Leg pain can affect anyone.
Leg pain can affect anyone. (Image: "winter morning shadow-light study" is Copyrighted by Flickr user: Flóra (Flóra Soós) under the Creative Commons Attribution license.)

Intermittent leg pain can appear in people of all ages and can be related to a number of causes. Some types of mild pain can be resolved by simply stretching the muscles, applying an ice pack and drinking plenty of water, while other types of pain require attention from a physician.


Leg pain can occur in varying degrees of intensity, from mild annoyance to severe pain that inhibits the ability to walk. The pain may be felt anywhere from the hips to the heels, either in one spot or across the entire leg. The feeling may be sharp, dull, aching, tingling or stabbing. Intermittent leg pain is not constant, but occurs randomly or in intervals.


A medical professional will be able to make a more accurate diagnosis of the cause of your leg pain after a thorough consultation. The doctor will need to know the specific details of the pain, such as where it occurs, frequency, type of sensation and a description of what alleviates or worsens the pain. You may need to undergo a physical exam or diagnostic test like an MRI or CT scan to get to the root of the problem.


Symptoms of leg pain can often lead to a misdiagnosis of other ailments. For example, restless leg syndrome (RLS) is a sleep-related disorder that includes a burning sensation in the legs, leading to the need to move the legs. Sometimes RLS is mistakenly diagnosed as ADHD or insomnia. Nighttime muscle cramps in the leg can also be a sign of diabetes, though that is not always the case. Men with prostate cancer often experience intermittent leg pain, but leg pain on its own is not necessarily an indication of prostate cancer.


According to the Mayo Clinic, most intermittent leg pain is a result of immediate or long-term damage to a bone, muscle, ligament or tendon. However, blood clots in the legs, varicose veins and infections can also lead to intermittent leg pain. Additional causes include an ACL injury, broken leg, gout, herniated disc, muscle cramp or shin splints. Lower back problems are particularly likely to contribute to leg pain, even if there is no pain in the lower back.

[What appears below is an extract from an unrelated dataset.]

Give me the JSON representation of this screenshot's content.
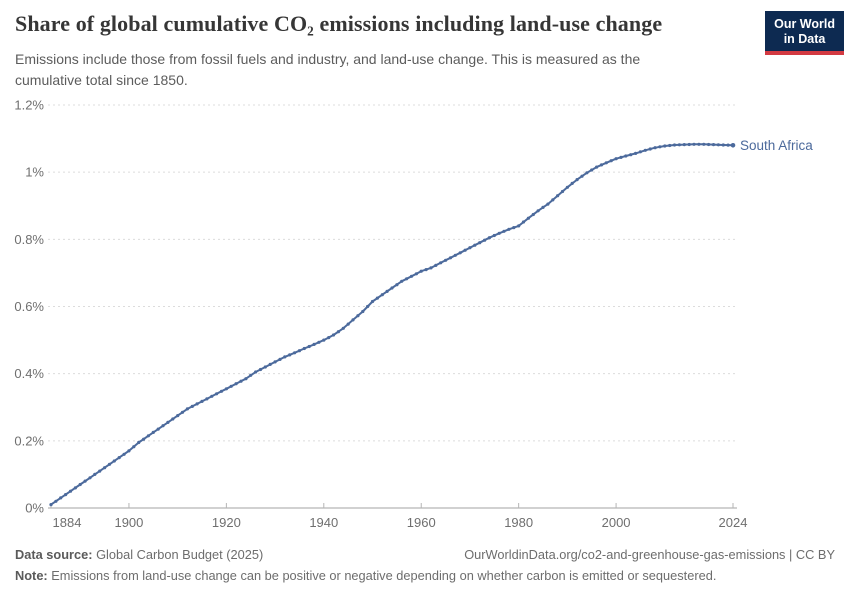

If the leg pain is experienced along with other symptoms, it can indicate a more serious medical condition. These other symptoms may be a bowel and/or bladder dysfunction, fever, chills, unexpected weight loss or a gradual weakening of the legs. If you have undergone a traumatic event prior to the symptoms of leg pain, there may also be a connection. Seek medical advice if you are experiencing any of these symptoms.